Horrible cage for rabbits and that has all ready been openly discussed in this topic.


----------



## flemishwhite (Mar 11, 2016)

Watermelons said:


> This topic is 6 years old. Lets not revive things that old.



Do you mean an issue brought up 6 years ago, cannot be re-addressed today? I've been participating in this forum for only a few months...As for 6 years. there's probably about 5 and 1/2 years worth of questions and comments that I have no knowledge of these issues being addressed. I too certainly will eventually re-ask a questions and or issue thoroughly discussed years ago. I think the tactful response will be just to address the issue/question and either not mention it's previous fully discussed status or cite for the forum historical archive address to be referenced.

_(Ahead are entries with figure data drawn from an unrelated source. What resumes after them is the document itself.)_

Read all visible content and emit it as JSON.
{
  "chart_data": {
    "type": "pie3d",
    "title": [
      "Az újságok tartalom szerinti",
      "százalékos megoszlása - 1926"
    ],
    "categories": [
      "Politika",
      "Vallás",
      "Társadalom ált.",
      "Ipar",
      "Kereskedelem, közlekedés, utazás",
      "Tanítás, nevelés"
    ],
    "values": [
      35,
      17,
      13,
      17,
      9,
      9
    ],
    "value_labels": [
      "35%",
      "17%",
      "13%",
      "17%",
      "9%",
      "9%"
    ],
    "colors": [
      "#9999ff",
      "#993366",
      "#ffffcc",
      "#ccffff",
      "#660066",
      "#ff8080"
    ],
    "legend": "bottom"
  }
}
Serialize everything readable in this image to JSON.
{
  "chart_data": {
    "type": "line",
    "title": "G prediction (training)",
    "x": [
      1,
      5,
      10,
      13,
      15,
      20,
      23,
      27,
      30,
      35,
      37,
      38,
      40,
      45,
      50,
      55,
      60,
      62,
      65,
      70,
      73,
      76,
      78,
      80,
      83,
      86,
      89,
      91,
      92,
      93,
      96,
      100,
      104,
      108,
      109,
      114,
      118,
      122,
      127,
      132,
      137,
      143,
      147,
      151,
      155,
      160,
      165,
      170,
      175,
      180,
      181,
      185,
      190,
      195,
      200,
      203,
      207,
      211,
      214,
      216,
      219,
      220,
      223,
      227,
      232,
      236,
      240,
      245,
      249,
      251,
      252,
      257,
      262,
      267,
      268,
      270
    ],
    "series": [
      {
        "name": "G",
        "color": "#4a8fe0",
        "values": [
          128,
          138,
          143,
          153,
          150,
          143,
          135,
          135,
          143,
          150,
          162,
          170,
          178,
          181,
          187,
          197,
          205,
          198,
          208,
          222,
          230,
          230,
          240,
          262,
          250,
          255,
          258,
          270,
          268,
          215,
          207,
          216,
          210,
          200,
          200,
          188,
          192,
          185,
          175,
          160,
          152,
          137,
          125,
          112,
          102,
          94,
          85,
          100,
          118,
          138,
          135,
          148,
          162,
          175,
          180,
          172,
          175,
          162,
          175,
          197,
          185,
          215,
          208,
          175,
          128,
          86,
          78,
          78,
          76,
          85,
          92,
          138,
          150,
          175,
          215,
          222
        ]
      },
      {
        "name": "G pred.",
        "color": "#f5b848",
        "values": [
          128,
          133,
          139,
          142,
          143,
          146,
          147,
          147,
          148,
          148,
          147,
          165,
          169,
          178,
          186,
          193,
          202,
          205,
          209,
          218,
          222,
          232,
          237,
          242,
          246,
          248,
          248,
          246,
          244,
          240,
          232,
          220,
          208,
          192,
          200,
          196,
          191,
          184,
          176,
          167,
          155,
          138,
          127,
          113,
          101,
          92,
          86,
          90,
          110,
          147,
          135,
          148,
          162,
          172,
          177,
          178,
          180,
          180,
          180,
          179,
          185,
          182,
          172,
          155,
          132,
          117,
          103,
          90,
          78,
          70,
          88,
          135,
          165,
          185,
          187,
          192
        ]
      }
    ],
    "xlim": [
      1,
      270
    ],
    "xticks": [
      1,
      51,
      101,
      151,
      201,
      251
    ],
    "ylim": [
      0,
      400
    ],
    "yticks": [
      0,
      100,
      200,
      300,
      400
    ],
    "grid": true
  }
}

I participate in several other forums, one for about 12 years..not rabbit oriented...and it's not un-common for a newbie to ask a question and then get an "it's been asked/discussed before" response. Be happy that there are newer members asking things that have been asked before.


----------



## Watermelons (Mar 11, 2016)

flemishwhite said:


> Do you mean an issue brought up 6 years ago, cannot be re-addressed today?.



Then create a new topic.
But when a topic has been discussed to death there is no need to revive it.
New members need to look at post dates before replying to a topic. If its older then a few months and you cant find an answer by using the search function located in the top left corner of the forum window, then perhaps create a new topic.


----------